大規模な災害が起きたときや災害後の避難生活で重要なのが水の確保。過去の困窮に陥れるのが水不足。飲料水や炊事はもちろん、トイレ、風呂、洗濯などあらゆる生活シーンで水は欠かせない存在です。阪神淡路大震災や熊本地震など過去の災害でも、飲み水を減らさないため、トイレへ行くのを我慢するために水分摂取量を減らしてしまい、血流の流れが悪くなってしまった人がたくさんいました。

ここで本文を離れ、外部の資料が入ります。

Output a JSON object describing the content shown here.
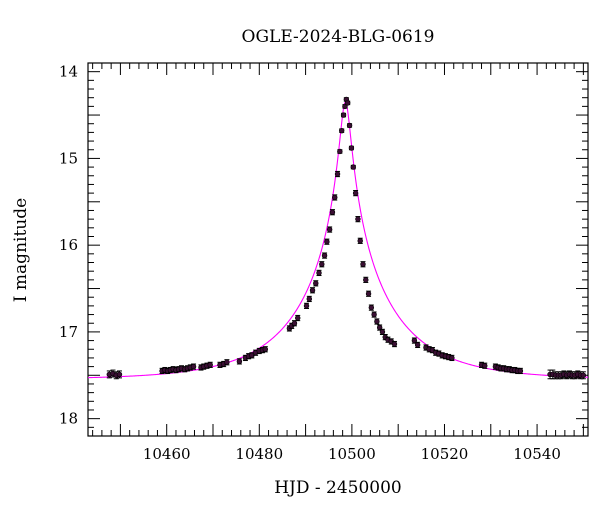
{
  "chart_data": {
    "type": "scatter",
    "title": "OGLE-2024-BLG-0619",
    "xlabel": "HJD - 2450000",
    "ylabel": "I magnitude",
    "xlim": [
      10443,
      10551
    ],
    "ylim": [
      18.2,
      13.9
    ],
    "y_inverted": true,
    "grid": false,
    "x_ticks": [
      10460,
      10480,
      10500,
      10520,
      10540
    ],
    "y_ticks": [
      14,
      15,
      16,
      17,
      18
    ],
    "series": [
      {
        "kind": "points_with_errorbars",
        "color": "#000000",
        "x": [
          10447.6,
          10448.4,
          10449.1,
          10449.8,
          10459.0,
          10459.6,
          10460.2,
          10460.8,
          10461.4,
          10462.0,
          10462.6,
          10463.2,
          10463.9,
          10464.5,
          10465.1,
          10465.8,
          10467.4,
          10468.0,
          10468.7,
          10469.4,
          10471.5,
          10472.3,
          10473.0,
          10475.7,
          10477.0,
          10477.7,
          10478.4,
          10479.2,
          10480.0,
          10480.7,
          10481.3,
          10486.5,
          10487.0,
          10487.6,
          10488.3,
          10490.2,
          10490.8,
          10491.5,
          10492.2,
          10492.9,
          10493.5,
          10494.1,
          10494.6,
          10495.2,
          10495.8,
          10496.3,
          10496.9,
          10497.4,
          10497.8,
          10498.2,
          10498.5,
          10498.8,
          10499.1,
          10499.5,
          10499.9,
          10500.3,
          10500.8,
          10501.3,
          10501.8,
          10502.4,
          10503.0,
          10503.6,
          10504.2,
          10504.8,
          10505.4,
          10506.0,
          10506.6,
          10507.2,
          10507.8,
          10508.5,
          10509.2,
          10513.5,
          10514.2,
          10516.0,
          10516.7,
          10517.4,
          10518.1,
          10518.8,
          10519.5,
          10520.2,
          10520.9,
          10521.6,
          10528.0,
          10528.7,
          10531.0,
          10531.6,
          10532.2,
          10532.8,
          10533.4,
          10534.0,
          10534.6,
          10535.2,
          10535.8,
          10536.4,
          10542.8,
          10543.4,
          10544.0,
          10544.6,
          10545.2,
          10545.8,
          10546.4,
          10547.0,
          10547.6,
          10548.2,
          10548.8,
          10549.4,
          10550.0
        ],
        "y": [
          17.49,
          17.48,
          17.5,
          17.49,
          17.45,
          17.44,
          17.45,
          17.44,
          17.43,
          17.44,
          17.43,
          17.42,
          17.43,
          17.42,
          17.41,
          17.4,
          17.41,
          17.4,
          17.39,
          17.38,
          17.38,
          17.37,
          17.35,
          17.34,
          17.3,
          17.28,
          17.27,
          17.24,
          17.22,
          17.21,
          17.2,
          16.96,
          16.93,
          16.9,
          16.84,
          16.7,
          16.62,
          16.52,
          16.44,
          16.32,
          16.22,
          16.12,
          15.96,
          15.82,
          15.62,
          15.45,
          15.18,
          14.92,
          14.68,
          14.5,
          14.4,
          14.32,
          14.36,
          14.62,
          14.88,
          15.1,
          15.4,
          15.7,
          15.95,
          16.22,
          16.4,
          16.56,
          16.72,
          16.8,
          16.88,
          16.95,
          17.0,
          17.06,
          17.09,
          17.11,
          17.14,
          17.1,
          17.15,
          17.18,
          17.2,
          17.21,
          17.24,
          17.25,
          17.27,
          17.28,
          17.29,
          17.3,
          17.38,
          17.39,
          17.4,
          17.41,
          17.42,
          17.42,
          17.43,
          17.43,
          17.44,
          17.44,
          17.45,
          17.45,
          17.49,
          17.49,
          17.5,
          17.5,
          17.5,
          17.49,
          17.5,
          17.49,
          17.5,
          17.5,
          17.49,
          17.5,
          17.5
        ],
        "yerr": [
          0.04,
          0.04,
          0.04,
          0.04,
          0.03,
          0.03,
          0.03,
          0.03,
          0.03,
          0.03,
          0.03,
          0.03,
          0.03,
          0.03,
          0.03,
          0.03,
          0.03,
          0.03,
          0.03,
          0.03,
          0.03,
          0.03,
          0.03,
          0.03,
          0.03,
          0.03,
          0.03,
          0.03,
          0.03,
          0.03,
          0.03,
          0.03,
          0.03,
          0.03,
          0.03,
          0.03,
          0.03,
          0.03,
          0.03,
          0.03,
          0.03,
          0.03,
          0.03,
          0.03,
          0.03,
          0.03,
          0.03,
          0.02,
          0.02,
          0.02,
          0.02,
          0.02,
          0.02,
          0.02,
          0.02,
          0.02,
          0.03,
          0.03,
          0.03,
          0.03,
          0.03,
          0.03,
          0.03,
          0.03,
          0.03,
          0.03,
          0.03,
          0.03,
          0.03,
          0.03,
          0.03,
          0.03,
          0.03,
          0.03,
          0.03,
          0.03,
          0.03,
          0.03,
          0.03,
          0.03,
          0.03,
          0.03,
          0.03,
          0.03,
          0.03,
          0.03,
          0.03,
          0.03,
          0.03,
          0.03,
          0.03,
          0.03,
          0.03,
          0.03,
          0.05,
          0.05,
          0.04,
          0.04,
          0.04,
          0.04,
          0.04,
          0.04,
          0.04,
          0.04,
          0.04,
          0.04,
          0.04
        ]
      },
      {
        "kind": "model_curve",
        "color": "#ff00ff",
        "t0": 10498.6,
        "u0": 0.0,
        "tE": 19.5,
        "baseline_mag": 17.55,
        "peak_mag": 14.35
      }
    ]
  }
}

甚大な被害が相次いだ2018年7月の西日本豪雨では、長期的な断水状態となり、多くの人々が断水による不便な暮らしを強いられました。日常生活がままならないのはもちろん、トイレや水道が使用できないためにほとんどの企業や店舗が休業を余儀なくされました。
一方で、飲み水や生活用水の供給源として断水地域を支えたのが井戸。災害をきっかけにその存在が改めて見直され、注目を集めているのです。

病院や老人ホームなどの施設

災害時でも業務を早期に復旧し、安定して飲料水を確保する有力な手段として、地下水を導入する病院や老人ホームなどの施設が増加中。災害時に子どもたちを預かったり、地域住民に利用してもらえるようにと、井戸を設置する保育所や学校が増えています。特に学校や図書館などは、災害時の避難所に指定されているにも関わらず、水が確保できずに困ったという事例もあります。

ペットボトルに入った飲料水は支援物資として手に入りやすいのですが、トイレなどの生活用水は不足しがち。そこで、多くの自治体で防災井戸を設置する動きが広がっています。災害時だけでなく夏場のプールやトイレなどに地下水を活用することで、平常時でも水道料金の節約になるのも大きなポイント。

コンビニ、飲食店などの店舗

西日本豪雨の際に断水になった尾道市では、「販売する商品はあるのに、トイレが使えないため店を開けられず困った」というコンビニが多くありました。飲食店、美容院、エステサロンなど、ほとんどの事業者は断水のために営業がストップ。断水時にも安心して営業ができるよう、井戸を設置する事業者が増えています。災害時でも近隣の方に水を提供したい、トイレを開放したいなど、地域社会に貢献するため井戸を導入する企業や銀行などの事例もあります。